CPU CYCLES

just4u_sharath · Post by **just4u_sharath** » Mon Apr 14, 2008 5:58 pm

How many loical nodes we have, or how many CPUS are brached to each logical node, the job always consumes the same numer of CPU CYCLES.
IS the above statement correct? Please let me know

ray.wurlod · Post by **ray.wurlod** » Mon Apr 14, 2008 6:17 pm

The answer is a definite maybe. What does "brached" mean?

It depends also on many factors, not all of them internal to DataStage, such as whether CPU cycles have to be expended on paging activities as each process exhausts its timeslice and gets another one. So one of the factors is how the operating system CPU scheduler is configured - whether it favours foreground or background processing. There are myriad other potential factors.

just4u_sharath · Post by **just4u_sharath** » Mon Apr 14, 2008 6:59 pm

ray.wurlod wrote:The answer is a definite maybe. What does "brached" mean?

It depends also on many factors, not all of them internal to DataStage, such as whether CPU cycles have to be expended on paging activities as each process exhausts its timeslice and gets another one. So one of the factors is how the operating system CPU scheduler is configured - whether it favours foreground or background processing. There are myriad other potential factors.

How can we find out the number of CPUS assigned to each logical node.
I heard ascential charges companies based on number of CPU cycles the company use. If this is the case, for every job companies can use as many as logical nodes so that the job runs very fast at the same cost. Am i right?
Also Each logical node is assigned to 2 or more CPUS. Ascential recommends 2 CPUS. how can we find out this information. Is there any unix command to know how many CPUS are there under specific Node.
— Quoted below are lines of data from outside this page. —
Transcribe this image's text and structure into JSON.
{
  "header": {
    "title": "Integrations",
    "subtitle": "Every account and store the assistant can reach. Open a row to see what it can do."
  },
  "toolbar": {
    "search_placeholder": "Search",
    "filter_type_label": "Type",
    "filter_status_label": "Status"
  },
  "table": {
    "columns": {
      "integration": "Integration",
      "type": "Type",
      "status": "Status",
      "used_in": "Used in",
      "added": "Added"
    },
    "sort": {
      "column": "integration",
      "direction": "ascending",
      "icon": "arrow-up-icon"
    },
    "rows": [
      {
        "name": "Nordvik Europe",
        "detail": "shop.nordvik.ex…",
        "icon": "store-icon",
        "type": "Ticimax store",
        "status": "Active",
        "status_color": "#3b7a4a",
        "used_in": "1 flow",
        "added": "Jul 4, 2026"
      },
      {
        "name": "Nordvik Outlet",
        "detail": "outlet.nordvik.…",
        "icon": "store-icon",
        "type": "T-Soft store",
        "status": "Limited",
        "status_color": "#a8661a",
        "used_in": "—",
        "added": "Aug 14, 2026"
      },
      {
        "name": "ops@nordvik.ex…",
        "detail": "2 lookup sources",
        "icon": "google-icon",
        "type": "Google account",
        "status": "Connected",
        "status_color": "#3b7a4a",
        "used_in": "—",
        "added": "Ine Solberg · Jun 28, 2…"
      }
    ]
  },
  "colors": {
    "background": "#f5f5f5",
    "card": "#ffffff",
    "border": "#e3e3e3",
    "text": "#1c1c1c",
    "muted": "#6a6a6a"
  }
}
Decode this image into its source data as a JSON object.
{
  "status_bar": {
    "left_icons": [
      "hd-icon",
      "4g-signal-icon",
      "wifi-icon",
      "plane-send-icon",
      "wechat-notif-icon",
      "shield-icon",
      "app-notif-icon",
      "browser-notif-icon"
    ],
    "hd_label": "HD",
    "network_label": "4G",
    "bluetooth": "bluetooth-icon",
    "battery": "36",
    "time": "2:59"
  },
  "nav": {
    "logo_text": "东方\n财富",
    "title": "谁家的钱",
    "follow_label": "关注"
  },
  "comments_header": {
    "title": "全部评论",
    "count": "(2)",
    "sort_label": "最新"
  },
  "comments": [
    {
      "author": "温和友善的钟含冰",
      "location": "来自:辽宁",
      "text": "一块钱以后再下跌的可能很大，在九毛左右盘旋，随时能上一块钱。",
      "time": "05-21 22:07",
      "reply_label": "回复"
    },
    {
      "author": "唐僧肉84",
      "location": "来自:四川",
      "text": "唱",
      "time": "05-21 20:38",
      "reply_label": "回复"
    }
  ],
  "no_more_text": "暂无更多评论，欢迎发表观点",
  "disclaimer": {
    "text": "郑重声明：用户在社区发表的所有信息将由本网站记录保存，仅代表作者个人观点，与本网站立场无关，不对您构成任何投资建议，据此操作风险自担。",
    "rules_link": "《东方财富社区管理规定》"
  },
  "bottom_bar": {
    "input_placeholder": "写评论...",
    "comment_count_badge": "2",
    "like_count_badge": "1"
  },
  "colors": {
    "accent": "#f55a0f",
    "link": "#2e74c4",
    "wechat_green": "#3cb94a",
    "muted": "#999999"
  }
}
ray.wurlod · Post by **ray.wurlod** » Mon Apr 14, 2008 7:08 pm

Licensing for DataStage is based on the number of CPUs, not on the number of CPU cycles.

Cycle (or MIPS) licensing is really only ever encountered with mainframe systems. That said, I am not aware of the DataStage licensing model on USS - check with your support provider.

There is no relationship whatsoever between logical nodes and CPUs.

Your job will create a score at runtime that includes a number of operators. Each operator, plus a controlling process called a "section leader", will execute as separate processes. It is how those processes are allocated to CPUs by the operating system CPU scheduler - and which can vary over time - that determines the total number of CPUs dedicated to DataStage processing at any given instant.

Therefore your question about reporting the number of CPUs per node is moot.

John Smith · Post by **John Smith** » Mon Apr 14, 2008 11:56 pm

mmm...where did you get your info? ascential does not exists anymore it's IBM.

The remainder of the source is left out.